We were in the studio where I was packing things up in quiet desperation, as one does when moving. I had put about 4 or 5 of these dark things around the empty studio walls when they showed up. The 'beau', whose name I have forgotten, was very interested in them. We looked at them together and after about 5 minutes we noticed that he was silently weeping, discreetly. And for the first time in my life I witnessed something one rarely seen as a painter; someone was actually weeping over my own work, and in my presence. Then consequently, I became moved by his tears, and all I could do was remain quiet, very awkwardly quiet. 

He confessed that it had never before happened to him,  this overt show of emotion in front of a painting. He was a therapist trained to a certain degree in stoicism, empathic yes, but stoic nonetheless. And, like for most of us, music, films, dance, books, and theatre demand an emotional response, but rarely in front of a painted image, (though I've heard of those who shed tears for Rothko). And, the painter should ask: why wouldn't it be that way for Painting too? Oui!    

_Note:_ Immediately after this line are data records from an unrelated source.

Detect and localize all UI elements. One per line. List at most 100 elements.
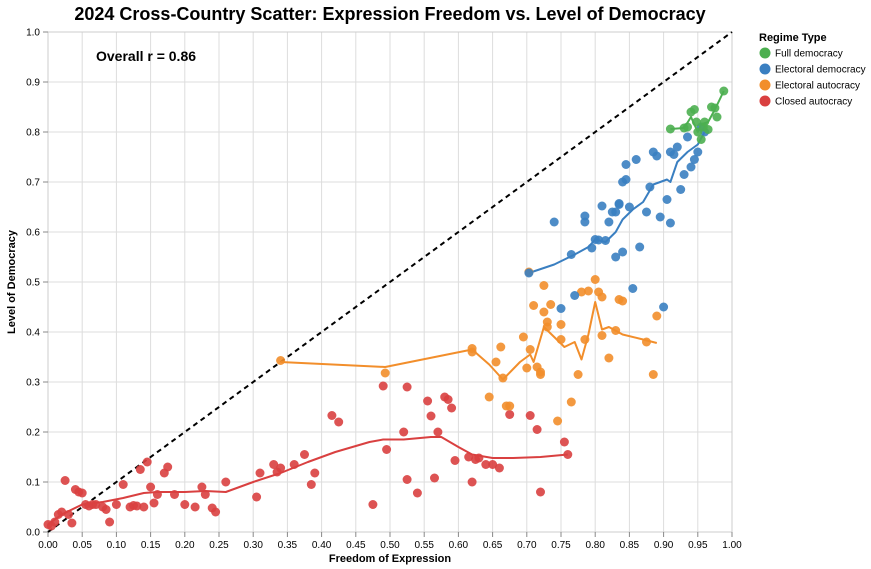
y-tick-label: 0.0	[26, 528, 40, 539]
data-point	[57, 507, 67, 517]
data-point	[556, 304, 566, 313]
data-point	[601, 236, 610, 245]
x-tick-label: 0.70	[517, 540, 537, 551]
data-point	[467, 347, 477, 357]
data-point	[433, 427, 443, 437]
data-point	[149, 498, 159, 508]
legend-swatch	[759, 47, 771, 59]
data-point	[587, 243, 597, 253]
data-point	[474, 453, 484, 463]
data-point	[67, 518, 77, 528]
data-point	[689, 155, 699, 164]
data-point	[443, 395, 453, 404]
data-point	[648, 370, 658, 379]
x-axis: 0.00 0.05 0.10 0.15 0.20 0.25 0.30 0.35 0.40 0.45…	[38, 532, 742, 551]
x-tick-label: 0.10	[107, 540, 127, 551]
data-point	[669, 150, 679, 159]
x-tick-label: 0.40	[312, 540, 332, 551]
data-point	[269, 460, 279, 469]
data-point	[614, 200, 624, 209]
data-point	[577, 287, 586, 297]
data-point	[662, 195, 672, 204]
grid	[47, 31, 733, 533]
data-point	[467, 477, 477, 487]
data-point	[105, 517, 115, 527]
data-point	[276, 356, 286, 365]
data-point	[546, 300, 556, 309]
data-point	[618, 296, 628, 306]
data-point	[522, 363, 532, 373]
data-point	[659, 302, 669, 312]
data-point	[488, 460, 498, 469]
y-axis: 0.0 0.1 0.2 0.3 0.4 0.5 0.6 0.7 0.8 0.9 1.0	[26, 28, 48, 539]
data-point	[642, 337, 651, 347]
data-point	[703, 125, 713, 134]
data-point	[380, 368, 390, 378]
x-tick-label: 0.50	[380, 540, 400, 551]
data-point	[64, 510, 73, 519]
legend: Regime Type Full democracy Electoral demo…	[759, 32, 866, 108]
trend-line	[280, 301, 658, 381]
data-point	[645, 182, 655, 192]
data-point	[652, 151, 662, 161]
data-point	[111, 500, 121, 509]
x-tick-label: 0.85	[620, 540, 640, 551]
x-tick-label: 1.00	[722, 540, 742, 551]
data-point	[672, 142, 682, 152]
data-point	[402, 382, 412, 392]
x-tick-label: 0.30	[243, 540, 263, 551]
x-tick-label: 0.80	[585, 540, 605, 551]
data-point	[655, 212, 665, 222]
data-point	[556, 320, 566, 329]
y-tick-label: 0.3	[26, 378, 40, 389]
data-points	[43, 86, 729, 531]
x-tick-label: 0.20	[175, 540, 195, 551]
data-point	[327, 411, 337, 420]
data-point	[378, 381, 388, 391]
data-point	[306, 480, 316, 489]
data-point	[665, 124, 675, 134]
y-tick-label: 1.0	[26, 28, 40, 39]
data-point	[539, 307, 549, 317]
data-point	[566, 250, 576, 259]
data-point	[539, 281, 549, 290]
data-point	[536, 367, 545, 377]
data-point	[597, 292, 607, 302]
data-point	[300, 450, 309, 459]
data-point	[566, 397, 576, 407]
data-point	[426, 411, 436, 421]
data-point	[556, 335, 566, 344]
trend-line	[47, 436, 568, 526]
data-point	[686, 162, 696, 172]
data-point	[683, 132, 692, 142]
data-point	[631, 155, 641, 164]
data-point	[611, 207, 621, 217]
y-axis-title: Level of Democracy	[6, 229, 18, 334]
data-point	[693, 147, 703, 157]
data-point	[60, 476, 70, 485]
y-tick-label: 0.9	[26, 78, 40, 89]
data-point	[200, 490, 210, 499]
data-point	[77, 488, 87, 498]
x-tick-label: 0.00	[38, 540, 58, 551]
x-tick-label: 0.90	[654, 540, 674, 551]
x-tick-label: 0.25	[209, 540, 229, 551]
data-point	[532, 425, 542, 434]
data-point	[135, 465, 145, 474]
x-tick-label: 0.60	[449, 540, 469, 551]
data-point	[496, 342, 506, 352]
data-point	[101, 505, 111, 514]
data-point	[604, 217, 614, 227]
data-point	[146, 482, 156, 492]
data-point	[118, 480, 128, 489]
data-point	[676, 185, 686, 194]
data-point	[652, 311, 662, 321]
data-point	[197, 482, 207, 492]
data-point	[691, 117, 701, 127]
x-tick-label: 0.35	[278, 540, 298, 551]
data-point	[170, 490, 179, 499]
data-point	[211, 507, 221, 517]
trend-line	[528, 131, 706, 274]
data-point	[382, 445, 392, 454]
legend-title: Regime Type	[759, 32, 827, 44]
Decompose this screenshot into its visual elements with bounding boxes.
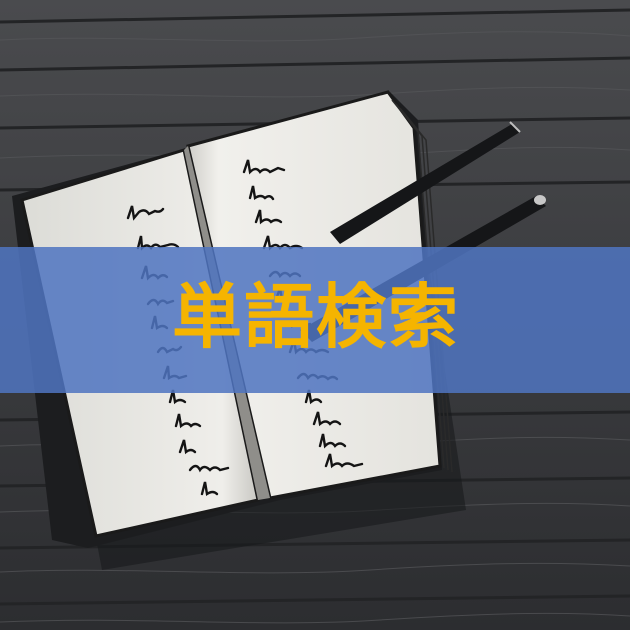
title-banner: 単語検索 xyxy=(0,247,630,393)
page-title: 単語検索 xyxy=(172,276,460,358)
title-banner-background xyxy=(0,247,630,393)
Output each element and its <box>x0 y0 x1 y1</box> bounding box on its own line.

Then, afterwards over tea in the garden, he more fully expressed what had happened for him. I became so moved by all his movement that I told him to pick out a painting for himself to take home as a souvenir of our meeting. He picked out a small landscape done many years earlier from Le Tholonet. 

After they left I remember thinking that the reason I feel such difficulty showing these things is that they are really all about my own childhood. They are about all the pain I had sealed away in my crypt of pride for so much of life. Why would I show that off to anyone? La pudeur, de rigeur!

I painted these dark things while at the Châteaunoir in my studio in the blazing summer heat. On one of the walls I had pinned up newspaper clippings about the war, one of which, a young Muslim child who was kissing the tombstone of his father killed by the Serbs. It was the visual inspiration for all the paintings done that summer.